Foto: anemone nel mio giardino, 14 aprile 2010
Dopo la prima vangatura nell’orto, ho preparato la terra e ci ho piantato le cipolle e gli scalogni, ho seminato degli spinaci, dei piselli, delle fave.
Era una giornata straordinaria: l’aria vibrava del canto degli uccelli, che quest’anno avevano aspettato troppo a lungo per lodare il ritorno della primavera.
Ma che stonatura! Mi sembra che la prima giornata un po’ calda abbia spinto tanti animali appena svegliati dal letargo a buttarsi sotto le macchine che sfrecciano sulle strade. La crudezza di tanti cadaveri schiacciati sull’asfalto: qualche lepre, un fagiano, un furetto, un gatto bianco, una volpe stesa nell’erba sul bordo della strada. Tornata a casa, nella rimessa ho trovato un uccellino, probabilmente ammazzato dal gatto. Addirittura, una giornata primaverile e sanguinolenta.
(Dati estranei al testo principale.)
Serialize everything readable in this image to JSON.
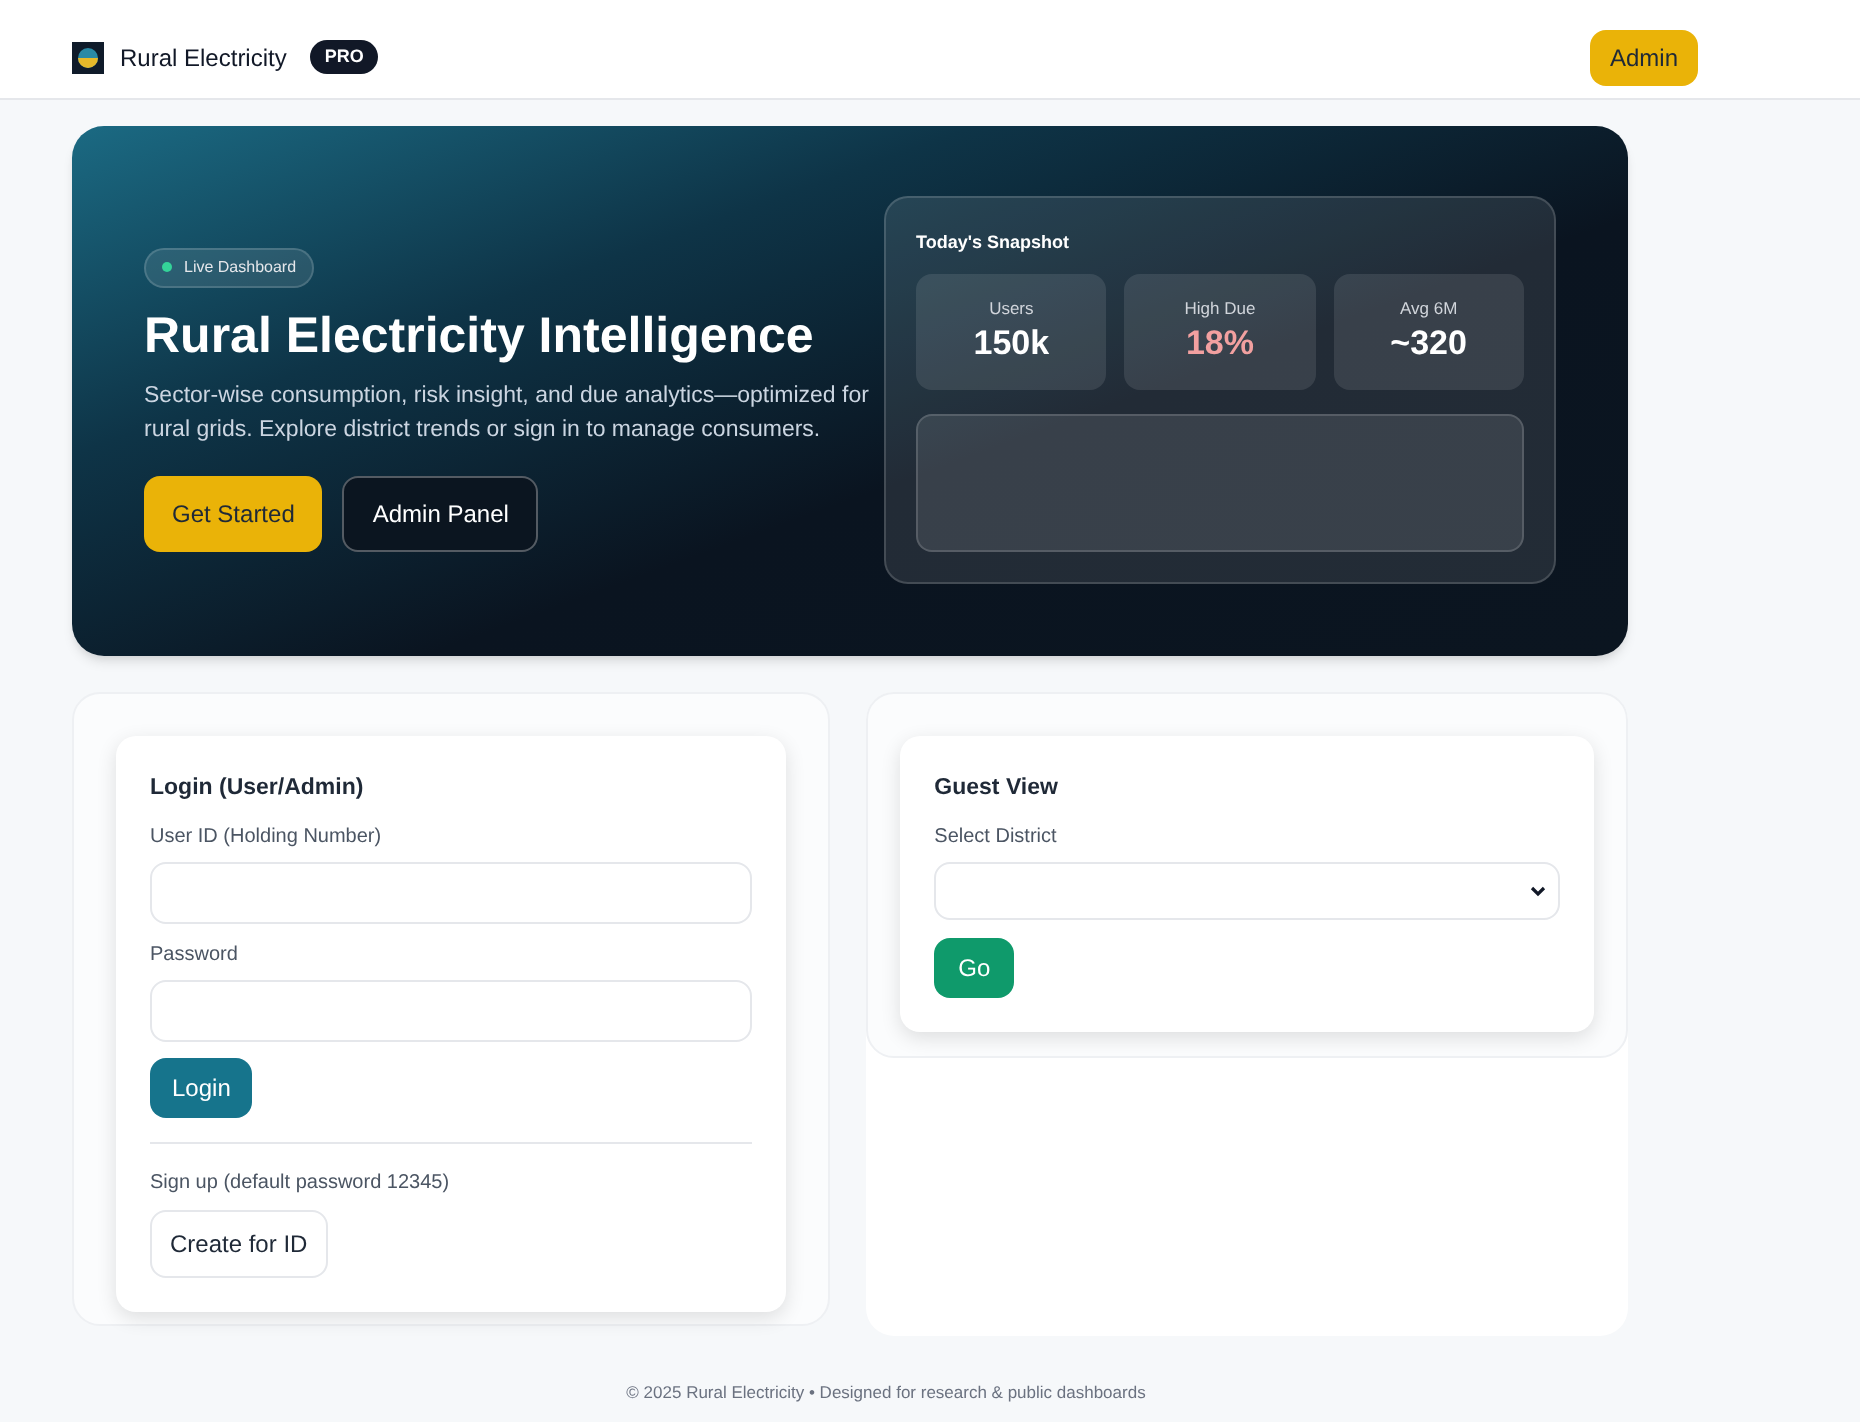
{
  "header": {
    "brand": "Rural Electricity",
    "badge": "PRO",
    "admin_button": "Admin"
  },
  "hero": {
    "status_pill": "Live Dashboard",
    "title": "Rural Electricity Intelligence",
    "description": "Sector-wise consumption, risk insight, and due analytics—optimized for rural grids. Explore district trends or sign in to manage consumers.",
    "buttons": [
      {
        "label": "Get Started",
        "kind": "primary"
      },
      {
        "label": "Admin Panel",
        "kind": "outline"
      }
    ],
    "snapshot": {
      "title": "Today's Snapshot",
      "stats": [
        {
          "label": "Users",
          "value": "150k",
          "color": "#ffffff"
        },
        {
          "label": "High Due",
          "value": "18%",
          "color": "#f2a0a0"
        },
        {
          "label": "Avg 6M",
          "value": "~320",
          "color": "#ffffff"
        }
      ]
    }
  },
  "login": {
    "title": "Login (User/Admin)",
    "fields": [
      {
        "label": "User ID (Holding Number)"
      },
      {
        "label": "Password"
      }
    ],
    "button": "Login",
    "signup_text": "Sign up (default password 12345)",
    "signup_button": "Create for ID"
  },
  "guest": {
    "title": "Guest View",
    "select_label": "Select District",
    "button": "Go"
  },
  "footer": "© 2025 Rural Electricity • Designed for research & public dashboards"
}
E mi sono ripromessa di continuare il lavoro nell’orto e di farci l’ispezione ogni mattina prima di andare al lavoro, di cogliere ogni giorno una foglia di salvia e di sfregarlo fra le mani, di annusarlo e farmi resuscitare.
Ma intanto, il tempo mi fa impazzire, mi sveglio col sole, poi sento l’aria fredda di una giornata d’inverno e non ho più voglia di uscire. L’ indomani, le nuvole basse mi rovinano il morale, sono d’umore nero e non riesco a combinare niente. Poi, c’è di nuovo una giornata assolata, calda, e mi occupo dell’orto e del giardino fino a strafarmi, e devo rimettermi, prendere un bagno caldo per attutire il mal di schiena.
Mi lascio vincere dai capricci del tempo: un giorno ho voglia di disegnare, un altro mi trovo a iniziare a scrivere un giallo, poi dopo una pagina lascio stare e ricomincio a leggere. Mi sento come un funambolo, fra cielo e abisso. Maledico questa primavera, elettrizzante e opprimente nello stesso tempo.
Finalmente, una sera, dopo una giornata autunnale, c’è un raggio di sole, e l’ indomani fa bello, sereno, si è calmato il vento, sono ritornate le rondini e anche il battito del mio cuore si fa di nuovo regolare.